Ему не принадлежало тут только одно – жена Холланда, вернее, его вдова.
Последний раз он видел ее в Лондоне, когда, наплевав на приличия, гордость, которой у него не осталось, светские манеры и братские чувства, пришел проститься перед отъездом во Францию.
Белла не ответила на его поцелуй. Пожелала ему счастливого пути. Пожелала вернуться с победой и не погибнуть. Она ждала ребенка его брата.
Счастливчик Уильям! Ему всегда доставалось все самое лучшее. Когда он успел сделать ее беременной? Взял ли он ее сразу, в тот вечер, когда Белла примчалась в придорожную гостиницу, сбежав из Хантли-холла? Нет, вряд ли он сделал это тогда. Скорее всего, это произошло уже в Лондоне. Гэйб не мог думать об этом, и не мог не думать.

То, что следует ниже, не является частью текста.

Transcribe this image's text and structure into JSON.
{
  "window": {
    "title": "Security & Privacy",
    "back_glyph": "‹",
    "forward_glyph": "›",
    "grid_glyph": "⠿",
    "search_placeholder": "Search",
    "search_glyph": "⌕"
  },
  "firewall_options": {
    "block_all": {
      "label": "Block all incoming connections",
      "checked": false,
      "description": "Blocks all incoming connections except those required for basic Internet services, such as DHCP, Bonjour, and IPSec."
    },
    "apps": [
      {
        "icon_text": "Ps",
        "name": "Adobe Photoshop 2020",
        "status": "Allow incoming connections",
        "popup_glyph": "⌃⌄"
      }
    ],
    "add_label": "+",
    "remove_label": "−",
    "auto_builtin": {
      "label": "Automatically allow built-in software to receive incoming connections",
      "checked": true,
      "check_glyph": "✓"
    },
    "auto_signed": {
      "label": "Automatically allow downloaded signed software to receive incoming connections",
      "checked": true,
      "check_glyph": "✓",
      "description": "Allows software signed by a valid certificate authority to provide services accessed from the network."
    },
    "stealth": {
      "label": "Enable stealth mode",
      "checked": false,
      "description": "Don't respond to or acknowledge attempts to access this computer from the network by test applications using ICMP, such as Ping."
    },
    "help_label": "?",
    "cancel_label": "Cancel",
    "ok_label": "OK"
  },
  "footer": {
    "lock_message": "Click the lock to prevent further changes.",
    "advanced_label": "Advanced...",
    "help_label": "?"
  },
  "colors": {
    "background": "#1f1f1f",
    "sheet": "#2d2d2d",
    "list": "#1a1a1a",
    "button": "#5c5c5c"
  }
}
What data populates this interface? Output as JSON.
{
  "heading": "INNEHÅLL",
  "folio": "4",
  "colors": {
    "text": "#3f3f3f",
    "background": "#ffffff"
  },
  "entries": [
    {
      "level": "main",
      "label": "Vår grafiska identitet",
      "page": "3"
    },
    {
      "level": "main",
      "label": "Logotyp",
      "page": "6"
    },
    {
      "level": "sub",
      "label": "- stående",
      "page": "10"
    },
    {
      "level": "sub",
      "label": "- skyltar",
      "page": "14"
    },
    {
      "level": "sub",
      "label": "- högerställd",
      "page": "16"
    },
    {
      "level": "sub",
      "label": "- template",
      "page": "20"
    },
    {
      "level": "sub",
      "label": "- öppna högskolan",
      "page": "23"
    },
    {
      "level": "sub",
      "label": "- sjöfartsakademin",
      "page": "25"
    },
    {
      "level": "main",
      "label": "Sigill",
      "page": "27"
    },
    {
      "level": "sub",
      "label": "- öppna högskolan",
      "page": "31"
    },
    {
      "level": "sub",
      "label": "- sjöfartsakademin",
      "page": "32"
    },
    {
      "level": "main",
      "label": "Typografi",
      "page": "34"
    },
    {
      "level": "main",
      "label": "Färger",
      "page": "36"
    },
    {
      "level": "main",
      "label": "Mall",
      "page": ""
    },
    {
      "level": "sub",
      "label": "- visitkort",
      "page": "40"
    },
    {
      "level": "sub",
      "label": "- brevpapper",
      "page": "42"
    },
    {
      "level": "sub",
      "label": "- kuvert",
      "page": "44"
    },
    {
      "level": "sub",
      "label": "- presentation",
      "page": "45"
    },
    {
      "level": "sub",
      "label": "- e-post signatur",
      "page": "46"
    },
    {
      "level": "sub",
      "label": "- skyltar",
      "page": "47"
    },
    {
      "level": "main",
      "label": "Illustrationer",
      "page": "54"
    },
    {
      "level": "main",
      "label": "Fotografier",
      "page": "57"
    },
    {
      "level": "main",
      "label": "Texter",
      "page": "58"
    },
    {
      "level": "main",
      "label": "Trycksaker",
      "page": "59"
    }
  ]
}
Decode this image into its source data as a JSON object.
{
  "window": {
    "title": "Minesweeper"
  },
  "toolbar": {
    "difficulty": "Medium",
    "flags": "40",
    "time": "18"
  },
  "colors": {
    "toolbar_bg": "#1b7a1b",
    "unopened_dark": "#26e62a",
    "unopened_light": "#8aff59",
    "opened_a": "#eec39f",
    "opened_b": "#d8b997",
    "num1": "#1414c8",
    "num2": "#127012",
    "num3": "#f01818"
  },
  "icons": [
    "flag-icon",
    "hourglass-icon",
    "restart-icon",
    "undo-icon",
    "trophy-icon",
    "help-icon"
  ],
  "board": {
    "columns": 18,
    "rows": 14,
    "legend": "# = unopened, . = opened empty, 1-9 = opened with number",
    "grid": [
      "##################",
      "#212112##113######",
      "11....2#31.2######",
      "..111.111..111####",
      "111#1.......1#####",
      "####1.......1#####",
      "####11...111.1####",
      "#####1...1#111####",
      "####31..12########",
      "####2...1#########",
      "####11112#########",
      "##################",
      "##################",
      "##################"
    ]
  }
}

Каждый раз умирая внутренне, представляя себе Беллу в руках Уильяма, в объятиях Уильяма.
Конечно, со временем боль слегка притупилась. Он старался смириться. Он знал, что Уильям и его супруга живут счастливо в любви и согласии, что у них растет дочь.
Брат мог передавать ему весточки и обязательно что-то писал о ребенке, было ясно, что он безумно обожает свое дитя. Еще бы! Гэйбу только было непонятно, почему графиня не родила супругу наследника. Но он не понимал эту тему. Уильям однажды сам поднял эту тему. В один из редких приездов Гэбриела в Англию.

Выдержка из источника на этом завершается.